Table 1 Direct estimates and bootstrap simulated estimates of the parameters (using 1000 bootstrap samples). The direct estimates are ĥS, ĥT and ĜST (Pons & Petit, 1995) and the biased estimates are ĥS, ĥT given by eqn (1) and ĢST=1−ĥS/ĥT

In Table 2, we computed total, inter- and intrapopulation variances for the estimates of hS, hT and GST, following the method of Pons & Petit (1995). The estimators of hS and hT have similar variances but the estimate of GST (which directly derives from the other two parameters) is less precise. These estimates are then compared to those obtained by a bootstrap procedure, either empirically (1000 bootstrap simulations) or using (eqns 4 5, 6, 7, 8 and 9). The three types of bootstrap were considered, as discussed above. Overall, the bootstrap estimates are in excellent agreement with the results obtained in the simulations (Table 2). Hence, the approximations (7–9) are acceptable in this example. The same approximations led to the expression of Varintra(ĥT), Varinter(ĥT), Covintra(ĥS, ĥT) and Covinter(ĥS, ĥT) in Pons & Petit (1995). By analogy, these expressions must also be sufficiently precise. The comparison of the variances obtained using either bootstrap (through simulations or estimations) or direct estimates clearly shows that a two-step bootstrap yields the sum of the total and intrapopulation variances instead of the total variance, in agreement with the theory developed in the previous section. Moreover, the bootstrap over populations gives estimates of the total variances (and not of the interpopulation variances). Finally, the bootstrap over individuals does estimate the intrapopulation variance, though it appears to give an inflated estimate in the case of GST.

Table 2 Direct and bootstrap variance estimates×104 of gene diversity estimates for the complete data set (using 1000 bootstrap samples)

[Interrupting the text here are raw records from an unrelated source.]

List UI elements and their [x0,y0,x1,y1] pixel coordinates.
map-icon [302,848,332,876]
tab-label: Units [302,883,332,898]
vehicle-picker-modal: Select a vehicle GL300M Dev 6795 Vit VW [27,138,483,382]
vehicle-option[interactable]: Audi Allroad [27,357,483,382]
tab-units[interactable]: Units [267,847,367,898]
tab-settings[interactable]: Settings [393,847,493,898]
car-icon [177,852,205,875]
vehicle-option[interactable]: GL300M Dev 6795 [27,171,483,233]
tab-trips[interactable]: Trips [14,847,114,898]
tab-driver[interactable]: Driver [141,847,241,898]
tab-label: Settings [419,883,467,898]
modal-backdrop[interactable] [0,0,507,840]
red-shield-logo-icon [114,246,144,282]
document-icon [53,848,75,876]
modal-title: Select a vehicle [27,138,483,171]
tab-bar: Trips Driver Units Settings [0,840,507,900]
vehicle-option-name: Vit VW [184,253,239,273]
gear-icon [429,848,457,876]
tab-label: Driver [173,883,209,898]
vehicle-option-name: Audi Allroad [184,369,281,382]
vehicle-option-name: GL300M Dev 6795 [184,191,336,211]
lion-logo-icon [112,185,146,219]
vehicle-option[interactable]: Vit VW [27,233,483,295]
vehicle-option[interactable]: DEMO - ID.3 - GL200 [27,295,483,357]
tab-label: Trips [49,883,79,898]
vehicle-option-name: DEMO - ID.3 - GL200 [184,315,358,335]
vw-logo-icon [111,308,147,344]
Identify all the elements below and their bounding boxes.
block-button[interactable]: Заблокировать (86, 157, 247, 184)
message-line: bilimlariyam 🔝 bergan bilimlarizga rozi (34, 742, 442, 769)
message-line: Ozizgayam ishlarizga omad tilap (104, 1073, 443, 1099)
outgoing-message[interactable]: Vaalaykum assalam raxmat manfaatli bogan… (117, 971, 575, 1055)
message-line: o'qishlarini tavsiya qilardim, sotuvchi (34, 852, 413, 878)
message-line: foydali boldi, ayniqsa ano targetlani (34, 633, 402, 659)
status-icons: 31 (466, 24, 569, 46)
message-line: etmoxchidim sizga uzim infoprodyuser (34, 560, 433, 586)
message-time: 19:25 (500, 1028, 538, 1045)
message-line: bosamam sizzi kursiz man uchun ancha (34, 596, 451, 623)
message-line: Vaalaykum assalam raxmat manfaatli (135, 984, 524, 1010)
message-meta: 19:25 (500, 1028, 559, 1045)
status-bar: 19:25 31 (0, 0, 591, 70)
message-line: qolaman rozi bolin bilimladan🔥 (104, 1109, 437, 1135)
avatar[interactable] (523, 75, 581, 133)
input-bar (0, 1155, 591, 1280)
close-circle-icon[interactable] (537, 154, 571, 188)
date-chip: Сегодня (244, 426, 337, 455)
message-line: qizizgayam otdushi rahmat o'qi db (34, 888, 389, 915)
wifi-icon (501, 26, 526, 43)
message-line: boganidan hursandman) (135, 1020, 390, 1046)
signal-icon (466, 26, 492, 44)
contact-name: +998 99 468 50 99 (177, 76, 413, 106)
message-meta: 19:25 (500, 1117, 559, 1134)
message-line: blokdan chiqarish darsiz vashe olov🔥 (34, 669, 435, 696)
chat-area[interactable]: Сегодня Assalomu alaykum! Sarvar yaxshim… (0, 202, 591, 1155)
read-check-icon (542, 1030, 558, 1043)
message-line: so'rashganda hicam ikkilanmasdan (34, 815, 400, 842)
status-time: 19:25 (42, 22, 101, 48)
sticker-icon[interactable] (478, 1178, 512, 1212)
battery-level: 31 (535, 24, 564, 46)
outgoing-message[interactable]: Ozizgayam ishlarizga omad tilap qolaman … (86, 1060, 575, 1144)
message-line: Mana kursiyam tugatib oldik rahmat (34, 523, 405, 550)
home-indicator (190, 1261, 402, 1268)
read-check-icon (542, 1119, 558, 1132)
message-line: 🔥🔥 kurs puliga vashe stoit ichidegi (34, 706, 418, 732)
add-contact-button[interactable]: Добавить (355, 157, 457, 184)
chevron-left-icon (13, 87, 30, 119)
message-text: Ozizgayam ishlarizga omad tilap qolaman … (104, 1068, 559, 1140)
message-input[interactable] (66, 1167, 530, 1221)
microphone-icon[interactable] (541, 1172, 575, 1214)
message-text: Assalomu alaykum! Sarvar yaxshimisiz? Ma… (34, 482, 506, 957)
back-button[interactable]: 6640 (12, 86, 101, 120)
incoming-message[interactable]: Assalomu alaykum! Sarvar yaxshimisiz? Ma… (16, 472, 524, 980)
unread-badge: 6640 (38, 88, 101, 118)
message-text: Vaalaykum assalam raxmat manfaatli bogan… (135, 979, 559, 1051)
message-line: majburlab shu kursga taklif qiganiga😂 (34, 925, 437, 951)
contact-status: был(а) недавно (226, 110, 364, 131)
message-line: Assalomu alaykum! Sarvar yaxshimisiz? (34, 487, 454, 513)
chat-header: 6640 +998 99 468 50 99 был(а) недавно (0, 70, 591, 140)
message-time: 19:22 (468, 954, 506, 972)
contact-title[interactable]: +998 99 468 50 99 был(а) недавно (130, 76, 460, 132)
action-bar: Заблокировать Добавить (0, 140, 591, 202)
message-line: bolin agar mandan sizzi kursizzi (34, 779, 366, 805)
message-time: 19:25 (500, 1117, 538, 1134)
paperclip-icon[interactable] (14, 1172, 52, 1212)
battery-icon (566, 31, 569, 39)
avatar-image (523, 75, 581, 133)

Because the population sample sizes are large, the bootstrap over individuals is not greatly modified by the sampling of nk−1 individuals instead of nk, as proposed above (results unchanged for Var(ĥT) for the bootstrap over individuals: 0.058×10−4 by both methods). Another example was studied using a subset of the complete data set where 20 individuals were selected at random and without replacement in each of the 81 populations. Direct and bootstrap variance estimates were then computed as before. The results indicate that, with this sample size, the procedure of bootstrapping over individuals no longer provides a good estimate of the intrapopulation variance of GST (Table 3). Hence, we recommend the use of the direct analytical estimates in these situations.

Table 3 Direct and bootstrap variance estimates×104 of gene diversity estimates for a subset of 20 randomly sampled individuals in each of the 81 populations (using 1000 bootstrap samples)

Conclusion

Resampling procedures, as emphasized by Crowley (1992), are often used without being validated, especially in the field of population genetics. Although seemingly appealing, intuitive resampling procedures that mimic the sampling of individuals and populations may turn out to be misleading. Here we have shown that the bootstrap variance estimators of ĥS, ĥT and ĜST are obtained by resampling over populations only, instead of over both populations and individuals. Nevertheless, we recommend rather the use of the direct estimators (Pons & Petit, 1995) that we have indirectly validated here. These estimators do not require the computing time necessary for resampling procedures and they are unbiased.